In the case of the other doubles, the doubles proper so to speak, there is every indication of a physical bond between the pair. What that bond may be is another matter and seems to be of different divulging, according to the particular instance. At one end of the subject, both as the widest of these doubles and one of the most important, stands the Ganges. The components of the canal are 5°.1 apart. This great width, joined to the fact of scant extension, gives the canal a stocky aspect, its breadth being but one sixth of its length. Its width draws attention to it while the phenomena it exhibits intrigue curiosity.

As early as the first opposition of my observations in 1894, the canal, as it underwent the process of doubling, showed phases of peculiarity. It was first caught by me as a double over toward the terminator, or fading edge of the disk; then as it was brought nearer the centre by the gaining upon the longitudes, showed as a broad swath of shading of a width apparently equal to any it later exhibited. In this appearance it continued for some months, and then in October began to show a clarification toward the centre. Once started, the lightening of its midway advanced till at last, on November 13, it stood out an unmistakable double, the two lines standing where the edges of the swath had previously been. Had the observations here been all that one could wish, the method of gemination would have been certain and of great interest. Unfortunately, the observations left much to be desired, and those repeated in 1896-1897 and 1901 were of like doubtfulness. A period of swarthy confusion preceded the plainly dual state, but whether the double simply clarified or widened as well it was not possible to assure one’s self. That the canal exhibited plainly the effects of seasonal development was as unmistakable as the steps themselves were open to ambiguity. In 1903 the canal was at its minimum and hardly to be made out. It seemed then to show an actual change in width coincident with alteration of visibility. But this, too, could not be predicated with certainty. It was also surmisable that the westernmost line was the one from which the development proceeded.

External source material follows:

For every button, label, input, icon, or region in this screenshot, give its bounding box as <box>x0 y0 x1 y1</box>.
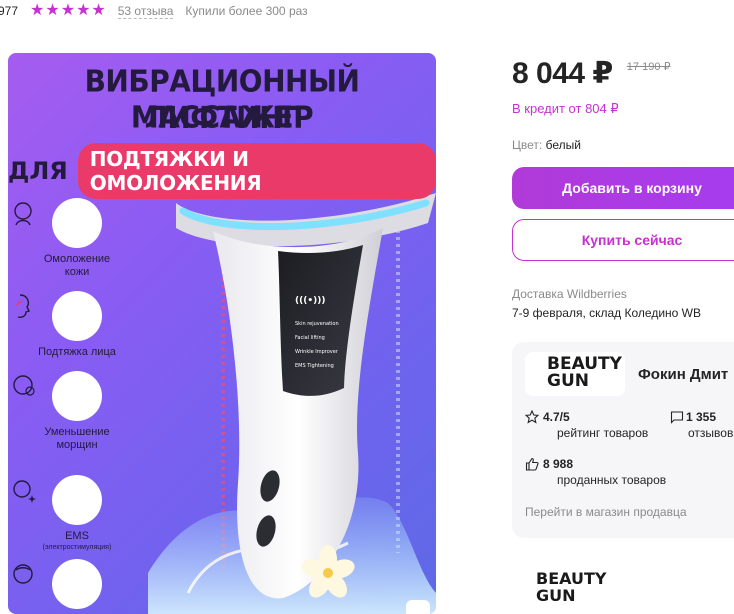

In 1905 much more was made out about it, training in the subject and increased proximity of the planet contributing to the result. It now became clear to me that the canal did develop from the western side; for the western edge made a dark line of definite boundary from which shading proceeded to the eastern side, where it faded almost imperceptibly off with no defined line to mark its limit. That this shading gradually darkened was evident, but that when it could be seen at all it extended to the extreme limit of the eventual double, restricted the character if not the fact of an actual widening. At this opposition, too, the canal passed through its period of minimum visibility and was then seen, whenever it could be caught, as a confused swath of full width. In the case of this canal, then, a widening in the sense of a bodily separation of two lines seems inadmissible. On the other hand, the gradual darkening of the swath, and especially the advance of the darkening from the western side, points to an interesting process there taking place.